Documentamadrid 2011

El año pasado lo pasamos en blanco al no poder siquiera acudir a alguna de las numerosas sesiones y actividades que programa el festival. Una ausencia circunstancial que una vez completada esta nueva edición, es decir, vista, disfrutada y pensada, nos ha redescubierto el certamen como una propuesta enérgicamente entusiasta, expandiendo su especialización a las maneras del presente audiovisual, al compromiso inherente a unas formas del género, al sentido radical de la creación. En definitiva, DocumentaMadrid, parte de la diversidad, y logra activar un enriquecedor caudal de sensaciones que emergen de múltiples sensibilidades, en ocasiones de mundos antagónicos. Un valioso activo que no es nuevo y sin embargo pasa demasiadas veces desapercibido dada la confusa configuración del festival: sesiones solapadas, dispersión de salas, ingente cantidad de títulos proyectados… Configuración que complica el disfrute de la programación, pero que quizá sea necesaria para lograr la repercusión que reclama un evento cultural de estas características, el cual esperamos que de verdad se acabe convirtiendo en cita ineludible para cualquier aficionado al cine.

Competición internacional

Arrancó el festival justo cuando estábamos inmersos en las presentaciones y eventos que organizó la revista en Madrid alrededor de Cien miradas de cine, nuestra primera publicación en papel. Supimos equilibrarnos (como dice la canción) y disfrutar como niños con uno de los más recientes trabajos del siempre genial e imperfecto Werner Herzog: Cave of forgotten dreams. Rodada en 3D para el canal Historia, la película logra, como es norma en el realizador alemán, explicar un fenómeno natural rebajando, en la medida de lo posible, su contenido técnico-científico, para revelar su belleza, su misterio, su naturalidad, inyectándolo de un humor extraño  (véase el momento en que el jefe de la expedición muestra como los cazadores prehistóricos usaban una especie de jabalina, en el que Herzog le advierte que está siendo muy poco convincente pues el científico apenas es capaz de lanzar el arma unos metros y con muy poca fuerza) y de una mirada alucinada (las imágenes tridimensionales, quizá forzadas, de las pinturas rupestres).

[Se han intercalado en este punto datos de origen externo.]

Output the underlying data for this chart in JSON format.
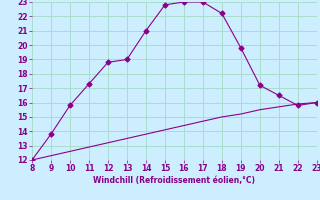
{
  "curve1_x": [
    8,
    9,
    10,
    11,
    12,
    13,
    14,
    15,
    16,
    17,
    18,
    19,
    20,
    21,
    22,
    23
  ],
  "curve1_y": [
    12.0,
    13.8,
    15.8,
    17.3,
    18.8,
    19.0,
    21.0,
    22.8,
    23.0,
    23.0,
    22.2,
    19.8,
    17.2,
    16.5,
    15.8,
    16.0
  ],
  "curve2_x": [
    8,
    9,
    10,
    11,
    12,
    13,
    14,
    15,
    16,
    17,
    18,
    19,
    20,
    21,
    22,
    23
  ],
  "curve2_y": [
    12.0,
    12.3,
    12.6,
    12.9,
    13.2,
    13.5,
    13.8,
    14.1,
    14.4,
    14.7,
    15.0,
    15.2,
    15.5,
    15.7,
    15.9,
    16.0
  ],
  "line_color": "#8B008B",
  "marker": "D",
  "markersize": 2.5,
  "xlim": [
    8,
    23
  ],
  "ylim": [
    12,
    23
  ],
  "xticks": [
    8,
    9,
    10,
    11,
    12,
    13,
    14,
    15,
    16,
    17,
    18,
    19,
    20,
    21,
    22,
    23
  ],
  "yticks": [
    12,
    13,
    14,
    15,
    16,
    17,
    18,
    19,
    20,
    21,
    22,
    23
  ],
  "xlabel": "Windchill (Refroidissement éolien,°C)",
  "bg_color": "#cceeff",
  "grid_color": "#aaddcc",
  "tick_color": "#880088",
  "label_color": "#880088",
  "tick_fontsize": 5.5,
  "xlabel_fontsize": 5.5
}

Quizá por esto, aun cuando los numerosos seguidores que tiene Herzog hayan ayudado (incluso sin gustarles éste del todo), el film se alzó con el premio del público. En cualquiera de los casos, ni sorprende ni resulta inmerecido.

Pensamiento que se tiene intensamente con Sotchi 255, primer premio en la categoría de largometraje de creación (competición internacional), un recorrido alrededor de la desaparición de un amigo del cineasta, y antes de la novia de éste, en la costa del Mar Negro, en Sochi. Formulado como un diario filmado de la investigación de lo sucedido, y grabado en un soporte que potencia manifiestamente el ruido en la imagen, cuesta negarle a la cinta su ambición poética, su búsqueda de lo intrincado. De hecho, a ratos se atisban parte de los objetivos que persigue el realizador Jean-Claude Taki, en relación a la fugacidad de la felicidad, a la pérdida de los recuerdos y al conflicto entre amar y obsesionarse (destacan los planos dedicados a su amante rusa, prolongación imposible de Irina, la novia desaparecida de su amigo Guillaume). El resultado, desafortunadamente, es bastante decepcionante, lastrado por lo pretencioso del discurso (la narración del propio Taki resulta cargante y vacía) y de unos contornos tan evidentes como las formas que los pueblan.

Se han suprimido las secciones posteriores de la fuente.